O que você vai ler neste artigo:

 

05 tipos de violência contra a mulher

A tipificação da violência psicológica

A violência psicológica em ambientes sociais extra familiares

Como provar a violência psicológica?

05 tipos de violência contra a mulher

Primeiramente é importante destacar que na Lei Maria da Penha, em seu art. 7º., estão previstas cinco formas de violência contra a mulher: 

  • física;
  • sexual;
  • patrimonial;
  • moral;
  • psicológica.

A primeira refere-se a qualquer forma de ofensa à integridade física e à vida da vítima. Já a violência sexual representa atos que violem a dignidade sexual, direitos de reprodução, orientação sexual e matrimônio forçado. 

No que toca à violência patrimonial restará configurada toda vez que os bens da vítima estiverem em risco, enquanto que a violência moral é toda forma de ofensa à honra da vítima por meio das três figuras típicas do CPB: calúnia, difamação e injúria. 

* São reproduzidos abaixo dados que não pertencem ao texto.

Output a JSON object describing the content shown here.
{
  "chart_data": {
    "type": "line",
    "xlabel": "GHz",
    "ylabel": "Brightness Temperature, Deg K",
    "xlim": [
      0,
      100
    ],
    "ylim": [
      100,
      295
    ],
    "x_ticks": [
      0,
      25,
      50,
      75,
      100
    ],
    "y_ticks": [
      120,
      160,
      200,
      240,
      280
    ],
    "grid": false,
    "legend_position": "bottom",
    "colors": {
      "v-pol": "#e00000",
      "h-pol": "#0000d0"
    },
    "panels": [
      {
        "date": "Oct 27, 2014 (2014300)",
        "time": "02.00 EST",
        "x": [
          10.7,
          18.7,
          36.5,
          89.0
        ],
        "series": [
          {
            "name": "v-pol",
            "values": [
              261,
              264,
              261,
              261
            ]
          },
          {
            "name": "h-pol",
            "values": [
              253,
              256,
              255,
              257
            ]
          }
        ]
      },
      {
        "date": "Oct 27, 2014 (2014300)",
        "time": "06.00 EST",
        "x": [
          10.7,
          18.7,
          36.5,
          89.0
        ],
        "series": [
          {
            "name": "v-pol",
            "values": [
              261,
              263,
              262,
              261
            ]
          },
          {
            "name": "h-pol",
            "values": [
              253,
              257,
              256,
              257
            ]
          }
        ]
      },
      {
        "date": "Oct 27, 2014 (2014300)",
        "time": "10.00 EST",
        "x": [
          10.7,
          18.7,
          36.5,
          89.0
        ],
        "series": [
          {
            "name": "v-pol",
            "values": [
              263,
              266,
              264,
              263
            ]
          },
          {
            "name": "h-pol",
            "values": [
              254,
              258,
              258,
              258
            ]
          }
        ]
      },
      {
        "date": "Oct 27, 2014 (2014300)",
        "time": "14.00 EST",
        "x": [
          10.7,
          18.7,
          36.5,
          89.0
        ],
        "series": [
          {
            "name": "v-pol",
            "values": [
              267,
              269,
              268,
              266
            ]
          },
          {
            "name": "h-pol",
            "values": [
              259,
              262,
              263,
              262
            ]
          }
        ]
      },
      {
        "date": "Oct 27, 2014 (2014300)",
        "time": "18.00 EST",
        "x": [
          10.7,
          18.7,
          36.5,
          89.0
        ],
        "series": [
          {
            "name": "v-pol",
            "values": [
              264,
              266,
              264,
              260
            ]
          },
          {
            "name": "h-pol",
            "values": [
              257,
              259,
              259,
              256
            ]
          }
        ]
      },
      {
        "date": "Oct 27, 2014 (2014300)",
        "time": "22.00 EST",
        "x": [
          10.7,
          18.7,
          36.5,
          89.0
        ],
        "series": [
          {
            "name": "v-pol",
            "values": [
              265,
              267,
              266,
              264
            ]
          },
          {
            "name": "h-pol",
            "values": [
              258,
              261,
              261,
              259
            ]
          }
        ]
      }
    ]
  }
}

Cabe ainda destacar que essas quatro formas de violência citadas já possuíam delitos previamente estabelecidos no Código Penal, como homicídio e lesão corporal, estupro e favorecimento à prostituição, furto, roubo, apropriação indébita e estelionato, além dos citados crimes contra a honra.

A tipificação da violência psicológica

Das cinco formas de violência acima elencadas, somente a violência psicológica não possuía figura típica especificamente correlata, por vezes, podendo-se realizar um enquadramento em contravenção penal de perturbação da tranquilidade ou o crime de ameaça, mas que pela ausência de motivação específica, poderia causar certa confusão, sendo certo que a via do ilícito cível era na prática a mais recorrente. Esse cenário tinha uma repercussão prática importante, pois não configurando crime, não era possível o deferimento de medida protetiva de urgência e a vítima ficava desguarnecida. Essa é uma crítica ferrenha que a doutrina faz.    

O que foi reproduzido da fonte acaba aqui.